Example of migration of birds:

  • Birds often migrate to and from specific sites and hence, certain regions become identified with certain species. Pallikaranai in Chennai attracts a large number of flamingoes, ducks and waders.
  • Pulicat Lake on the Tamil Nadu-Andhra border hosts flamingoes; ducks and waders can be seen in Chilika lagoon in Odisha. Other notable sites to see migratory birds are the Keoladeo National Park in Bharatpur in Rajasthan and Khijadia Bird Sanctuary in Jamnagar in Gujarat.
  • In the past years we have seen decline in migratory bird.

Reasons behind decline

  • Chandigarh hosts a large number of latitudinal migrants in the winter from Siberia. Some of the common species are Graylag Goose, Bar-headed Goose, Northern Shoveller, common Pochard, Tufted Duck, Black-tailed Godwit Ruddy Shell Ducks etc.
  • Sadly, count of these birds decreasing.
  • Migratory birds can be divided in two categories- Ducks and Waders (shorebirds).
  • A majority of migratory birds prefer to stay around shallow water bodies for easy availability of food. Though this time we included waterbodies situated in Mohali assuming that birds can be shifted from Sukhna Lake to these bodies, the findings were not encouraging.

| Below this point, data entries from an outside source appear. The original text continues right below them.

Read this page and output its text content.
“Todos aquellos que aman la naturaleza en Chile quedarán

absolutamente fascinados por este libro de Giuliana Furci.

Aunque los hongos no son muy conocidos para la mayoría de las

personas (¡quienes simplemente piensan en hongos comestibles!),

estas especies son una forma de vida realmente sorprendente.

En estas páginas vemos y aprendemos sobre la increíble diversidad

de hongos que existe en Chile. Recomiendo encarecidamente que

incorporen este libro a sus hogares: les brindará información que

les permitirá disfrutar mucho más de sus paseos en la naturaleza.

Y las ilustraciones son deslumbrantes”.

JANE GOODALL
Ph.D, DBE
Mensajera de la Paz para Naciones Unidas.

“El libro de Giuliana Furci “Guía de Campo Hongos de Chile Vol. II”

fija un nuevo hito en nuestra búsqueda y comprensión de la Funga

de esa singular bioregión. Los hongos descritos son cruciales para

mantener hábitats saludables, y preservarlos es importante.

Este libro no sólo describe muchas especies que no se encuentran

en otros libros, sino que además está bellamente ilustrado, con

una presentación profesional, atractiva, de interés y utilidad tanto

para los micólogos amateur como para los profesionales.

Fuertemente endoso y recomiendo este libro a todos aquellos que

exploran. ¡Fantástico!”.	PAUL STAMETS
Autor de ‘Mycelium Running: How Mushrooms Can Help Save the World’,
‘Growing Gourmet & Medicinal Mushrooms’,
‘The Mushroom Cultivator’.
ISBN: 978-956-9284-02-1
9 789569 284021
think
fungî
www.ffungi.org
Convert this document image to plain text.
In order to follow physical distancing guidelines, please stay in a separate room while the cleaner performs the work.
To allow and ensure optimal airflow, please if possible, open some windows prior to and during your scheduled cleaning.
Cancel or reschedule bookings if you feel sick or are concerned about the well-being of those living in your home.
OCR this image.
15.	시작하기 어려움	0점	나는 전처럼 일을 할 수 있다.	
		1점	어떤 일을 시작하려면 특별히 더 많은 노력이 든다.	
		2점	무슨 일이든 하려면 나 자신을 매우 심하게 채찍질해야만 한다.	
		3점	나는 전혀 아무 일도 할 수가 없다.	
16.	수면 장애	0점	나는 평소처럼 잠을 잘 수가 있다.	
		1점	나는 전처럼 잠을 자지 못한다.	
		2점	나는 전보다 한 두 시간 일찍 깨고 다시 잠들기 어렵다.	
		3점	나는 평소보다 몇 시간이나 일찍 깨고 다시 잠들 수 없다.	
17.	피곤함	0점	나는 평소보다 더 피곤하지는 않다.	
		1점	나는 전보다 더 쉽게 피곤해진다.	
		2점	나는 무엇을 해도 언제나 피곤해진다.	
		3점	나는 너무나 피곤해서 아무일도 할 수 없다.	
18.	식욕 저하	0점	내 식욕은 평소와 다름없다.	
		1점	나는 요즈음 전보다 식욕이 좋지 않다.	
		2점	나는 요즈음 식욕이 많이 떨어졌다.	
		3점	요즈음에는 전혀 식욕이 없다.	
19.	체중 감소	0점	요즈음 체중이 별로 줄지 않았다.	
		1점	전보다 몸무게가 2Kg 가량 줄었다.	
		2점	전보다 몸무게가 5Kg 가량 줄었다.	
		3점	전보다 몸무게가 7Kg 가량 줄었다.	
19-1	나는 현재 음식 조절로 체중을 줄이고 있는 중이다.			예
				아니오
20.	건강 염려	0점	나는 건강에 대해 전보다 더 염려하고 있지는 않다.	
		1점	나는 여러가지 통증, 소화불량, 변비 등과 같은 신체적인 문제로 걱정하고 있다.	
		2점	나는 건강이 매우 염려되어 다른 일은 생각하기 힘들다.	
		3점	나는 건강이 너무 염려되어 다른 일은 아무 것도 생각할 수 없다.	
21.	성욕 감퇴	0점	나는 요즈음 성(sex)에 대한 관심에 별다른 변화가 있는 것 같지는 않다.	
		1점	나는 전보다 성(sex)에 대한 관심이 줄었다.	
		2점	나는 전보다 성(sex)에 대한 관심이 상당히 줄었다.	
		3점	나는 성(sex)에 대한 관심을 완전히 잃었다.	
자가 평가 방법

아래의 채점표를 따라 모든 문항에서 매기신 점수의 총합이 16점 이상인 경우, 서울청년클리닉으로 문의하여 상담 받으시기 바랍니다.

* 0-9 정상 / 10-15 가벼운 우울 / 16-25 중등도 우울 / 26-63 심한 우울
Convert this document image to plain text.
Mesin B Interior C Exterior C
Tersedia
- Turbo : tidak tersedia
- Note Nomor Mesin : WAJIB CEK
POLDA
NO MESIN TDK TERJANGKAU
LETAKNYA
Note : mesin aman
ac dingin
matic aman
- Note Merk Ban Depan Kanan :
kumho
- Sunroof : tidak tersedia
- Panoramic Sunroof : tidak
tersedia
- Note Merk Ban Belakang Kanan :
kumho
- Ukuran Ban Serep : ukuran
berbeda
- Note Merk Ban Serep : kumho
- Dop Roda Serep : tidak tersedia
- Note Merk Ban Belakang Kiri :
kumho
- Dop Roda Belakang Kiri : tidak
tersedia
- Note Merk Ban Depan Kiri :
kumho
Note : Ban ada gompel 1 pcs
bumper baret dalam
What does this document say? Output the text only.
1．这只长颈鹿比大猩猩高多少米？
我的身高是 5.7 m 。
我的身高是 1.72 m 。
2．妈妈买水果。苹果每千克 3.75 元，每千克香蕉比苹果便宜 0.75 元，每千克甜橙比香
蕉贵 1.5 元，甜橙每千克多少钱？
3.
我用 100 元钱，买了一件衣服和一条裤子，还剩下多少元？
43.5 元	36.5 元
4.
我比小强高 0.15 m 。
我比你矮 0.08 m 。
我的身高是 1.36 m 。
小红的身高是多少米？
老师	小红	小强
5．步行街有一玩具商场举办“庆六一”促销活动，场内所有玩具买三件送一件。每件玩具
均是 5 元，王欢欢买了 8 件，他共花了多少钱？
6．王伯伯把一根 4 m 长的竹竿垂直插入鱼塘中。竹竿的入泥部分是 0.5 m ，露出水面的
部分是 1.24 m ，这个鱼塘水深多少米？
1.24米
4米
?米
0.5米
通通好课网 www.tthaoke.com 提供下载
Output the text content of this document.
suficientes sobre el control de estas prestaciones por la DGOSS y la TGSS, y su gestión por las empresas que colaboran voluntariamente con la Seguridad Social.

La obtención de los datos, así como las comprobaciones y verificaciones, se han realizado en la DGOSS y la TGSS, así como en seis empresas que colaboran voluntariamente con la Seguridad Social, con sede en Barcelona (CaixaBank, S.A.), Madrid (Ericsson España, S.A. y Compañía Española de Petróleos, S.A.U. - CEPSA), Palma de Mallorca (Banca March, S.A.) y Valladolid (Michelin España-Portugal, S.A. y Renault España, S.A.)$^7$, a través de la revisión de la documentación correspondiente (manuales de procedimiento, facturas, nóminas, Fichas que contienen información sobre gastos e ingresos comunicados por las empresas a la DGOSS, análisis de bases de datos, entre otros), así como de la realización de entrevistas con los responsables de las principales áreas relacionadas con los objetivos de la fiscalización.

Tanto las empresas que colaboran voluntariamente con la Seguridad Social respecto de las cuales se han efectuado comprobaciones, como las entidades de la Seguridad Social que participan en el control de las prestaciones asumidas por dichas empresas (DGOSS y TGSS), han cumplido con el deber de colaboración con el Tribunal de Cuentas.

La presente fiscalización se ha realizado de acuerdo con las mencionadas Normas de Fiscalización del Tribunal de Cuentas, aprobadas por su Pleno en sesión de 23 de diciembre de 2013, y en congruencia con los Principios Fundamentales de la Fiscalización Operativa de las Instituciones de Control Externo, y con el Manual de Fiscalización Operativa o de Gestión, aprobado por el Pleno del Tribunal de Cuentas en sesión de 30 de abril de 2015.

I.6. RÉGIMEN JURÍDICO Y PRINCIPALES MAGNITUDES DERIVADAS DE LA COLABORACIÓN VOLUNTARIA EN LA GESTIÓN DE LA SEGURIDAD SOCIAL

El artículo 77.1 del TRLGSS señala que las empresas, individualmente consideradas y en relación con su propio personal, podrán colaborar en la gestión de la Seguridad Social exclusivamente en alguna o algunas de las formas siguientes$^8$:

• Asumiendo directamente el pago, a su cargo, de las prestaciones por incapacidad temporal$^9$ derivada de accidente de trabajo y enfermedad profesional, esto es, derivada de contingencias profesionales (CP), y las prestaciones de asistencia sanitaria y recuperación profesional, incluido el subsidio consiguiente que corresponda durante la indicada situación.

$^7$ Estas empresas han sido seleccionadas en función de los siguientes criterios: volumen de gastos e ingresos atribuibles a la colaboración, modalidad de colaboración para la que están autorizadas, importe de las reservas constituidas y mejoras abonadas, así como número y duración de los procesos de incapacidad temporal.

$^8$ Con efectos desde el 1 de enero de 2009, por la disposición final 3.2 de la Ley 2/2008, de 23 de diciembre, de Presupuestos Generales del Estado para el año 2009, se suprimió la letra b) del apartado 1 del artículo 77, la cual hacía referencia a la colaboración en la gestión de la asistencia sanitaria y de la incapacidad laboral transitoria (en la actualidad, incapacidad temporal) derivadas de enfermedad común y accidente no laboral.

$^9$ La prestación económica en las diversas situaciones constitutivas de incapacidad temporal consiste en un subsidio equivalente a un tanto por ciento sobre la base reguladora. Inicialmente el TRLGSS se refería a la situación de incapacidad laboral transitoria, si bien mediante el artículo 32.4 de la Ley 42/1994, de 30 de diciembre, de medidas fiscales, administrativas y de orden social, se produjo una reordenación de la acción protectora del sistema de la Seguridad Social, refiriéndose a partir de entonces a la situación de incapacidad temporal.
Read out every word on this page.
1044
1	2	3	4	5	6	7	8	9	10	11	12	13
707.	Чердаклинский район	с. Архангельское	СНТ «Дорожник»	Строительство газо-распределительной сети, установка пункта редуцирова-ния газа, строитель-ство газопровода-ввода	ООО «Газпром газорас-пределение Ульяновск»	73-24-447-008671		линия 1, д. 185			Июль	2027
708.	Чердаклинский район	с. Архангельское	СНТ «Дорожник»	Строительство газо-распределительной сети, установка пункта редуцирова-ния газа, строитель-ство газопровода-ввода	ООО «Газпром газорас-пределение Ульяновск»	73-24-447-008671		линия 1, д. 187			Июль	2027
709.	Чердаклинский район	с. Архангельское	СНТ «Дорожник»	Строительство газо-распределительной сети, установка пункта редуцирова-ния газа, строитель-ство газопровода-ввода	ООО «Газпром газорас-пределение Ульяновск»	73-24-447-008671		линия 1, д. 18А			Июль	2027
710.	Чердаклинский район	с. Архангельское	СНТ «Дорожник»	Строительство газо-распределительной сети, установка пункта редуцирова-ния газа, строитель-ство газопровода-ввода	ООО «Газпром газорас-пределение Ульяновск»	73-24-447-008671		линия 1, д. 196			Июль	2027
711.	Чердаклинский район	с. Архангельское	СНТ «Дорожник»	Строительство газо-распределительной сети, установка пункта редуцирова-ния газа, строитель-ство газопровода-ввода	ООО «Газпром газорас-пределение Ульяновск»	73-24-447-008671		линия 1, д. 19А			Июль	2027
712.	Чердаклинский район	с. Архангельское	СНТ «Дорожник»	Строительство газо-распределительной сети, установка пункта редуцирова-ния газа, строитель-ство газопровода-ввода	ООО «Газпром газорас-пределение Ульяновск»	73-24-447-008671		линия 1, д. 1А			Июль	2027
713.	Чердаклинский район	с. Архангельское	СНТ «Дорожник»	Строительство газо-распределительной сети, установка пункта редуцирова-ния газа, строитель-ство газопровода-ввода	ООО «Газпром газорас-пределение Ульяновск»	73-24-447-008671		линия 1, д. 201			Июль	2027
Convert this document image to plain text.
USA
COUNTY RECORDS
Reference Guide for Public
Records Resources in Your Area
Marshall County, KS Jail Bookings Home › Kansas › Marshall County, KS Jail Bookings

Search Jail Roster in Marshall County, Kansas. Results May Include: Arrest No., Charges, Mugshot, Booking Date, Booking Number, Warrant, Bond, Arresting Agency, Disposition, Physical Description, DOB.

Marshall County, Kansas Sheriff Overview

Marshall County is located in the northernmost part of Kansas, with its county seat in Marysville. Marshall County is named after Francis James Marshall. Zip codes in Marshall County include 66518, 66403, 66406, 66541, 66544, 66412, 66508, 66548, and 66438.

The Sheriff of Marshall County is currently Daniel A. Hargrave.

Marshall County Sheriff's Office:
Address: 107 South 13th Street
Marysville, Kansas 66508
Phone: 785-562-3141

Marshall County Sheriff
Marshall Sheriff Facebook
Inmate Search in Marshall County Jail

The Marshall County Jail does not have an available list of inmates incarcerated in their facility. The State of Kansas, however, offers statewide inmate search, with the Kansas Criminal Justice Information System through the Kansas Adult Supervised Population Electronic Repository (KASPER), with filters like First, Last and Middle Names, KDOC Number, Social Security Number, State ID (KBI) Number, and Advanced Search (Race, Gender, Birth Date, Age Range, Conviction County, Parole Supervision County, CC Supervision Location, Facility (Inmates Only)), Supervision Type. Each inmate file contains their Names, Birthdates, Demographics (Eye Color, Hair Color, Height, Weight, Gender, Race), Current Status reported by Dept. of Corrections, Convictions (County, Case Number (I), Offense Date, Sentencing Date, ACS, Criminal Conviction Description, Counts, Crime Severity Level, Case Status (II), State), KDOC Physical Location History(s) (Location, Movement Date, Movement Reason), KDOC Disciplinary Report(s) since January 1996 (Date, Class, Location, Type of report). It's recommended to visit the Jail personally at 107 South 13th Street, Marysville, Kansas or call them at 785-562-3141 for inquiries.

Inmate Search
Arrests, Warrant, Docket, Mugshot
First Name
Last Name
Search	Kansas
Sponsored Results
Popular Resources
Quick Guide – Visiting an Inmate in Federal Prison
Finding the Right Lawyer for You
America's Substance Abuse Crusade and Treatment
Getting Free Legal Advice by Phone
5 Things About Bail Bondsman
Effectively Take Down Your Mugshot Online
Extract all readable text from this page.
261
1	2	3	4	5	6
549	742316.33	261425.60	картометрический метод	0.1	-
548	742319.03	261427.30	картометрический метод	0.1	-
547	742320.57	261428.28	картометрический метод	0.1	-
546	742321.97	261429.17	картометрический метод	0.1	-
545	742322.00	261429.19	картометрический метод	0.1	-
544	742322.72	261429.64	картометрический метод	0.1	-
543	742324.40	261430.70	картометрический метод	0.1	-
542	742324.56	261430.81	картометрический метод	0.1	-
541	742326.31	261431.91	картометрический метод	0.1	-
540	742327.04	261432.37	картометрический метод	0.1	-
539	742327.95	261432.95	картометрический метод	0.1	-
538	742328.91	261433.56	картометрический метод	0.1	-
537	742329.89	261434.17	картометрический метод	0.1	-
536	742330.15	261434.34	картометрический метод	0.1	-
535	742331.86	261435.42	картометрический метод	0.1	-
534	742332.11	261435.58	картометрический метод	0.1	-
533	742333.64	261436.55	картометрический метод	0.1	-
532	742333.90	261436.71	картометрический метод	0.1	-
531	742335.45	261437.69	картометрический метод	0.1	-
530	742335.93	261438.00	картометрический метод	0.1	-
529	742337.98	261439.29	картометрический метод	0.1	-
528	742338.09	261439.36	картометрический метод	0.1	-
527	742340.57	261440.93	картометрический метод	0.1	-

Number of waders is decreasing largely,
  • Increasing human footprints, disturbance, especially around the specific habitats for the migratory birds like regulatory ends of Sukhna Lake, along with increasing water level of water bodies are among major reasons for this trend

CMS:

  • In order to protect the migratory species throughout their range countries, a Convention on Conservation of Migratory Species (CMS), has been in force, under the aegis of United Nations Environment Programme.
  • Also referred to as the Bonn Convention, it provides a global platform for the conservation and sustainable use of migratory animals and their habitats and brings together the States through which migratory animals pass, the Range States, and lays the legal foundation for internationally coordinated conservation measures throughout a migratory range.
  • India and the CMS:
    • India has been a party to the Convention since 1983.
    • India has signed a non-legally binding Memorandum of Understanding (MoU) with CMS on conservation and management of Siberian Cranes (1998), Marine Turtles (2007), Dugongs (2008), and Raptors (2016).
    • With 2.4% of the world’s land area, India contributes to around 8% of the known global biodiversity.
    • Indian subcontinent is a part of a significant bird flyway network, i.e, Central Asian Flyway that covers areas between the Arctic and Indian Oceans with at least 279 populations of 182 migratory waterbird species (including 29 globally threatened species).

Conclusion:

Migratory behavior has and is being intensely studied for over a century, by an ever growing group of scientist and researchers. The amount of literature on migration, in the broadest sentence, is almost limitless. Although the efforts made, there still is mystery in migration, how it originated and how it evolved.

Mains oriented question:

In the past years we have seen major decline in migratory birds, what are the possible reason for the decline, how it can affect the ecosystem?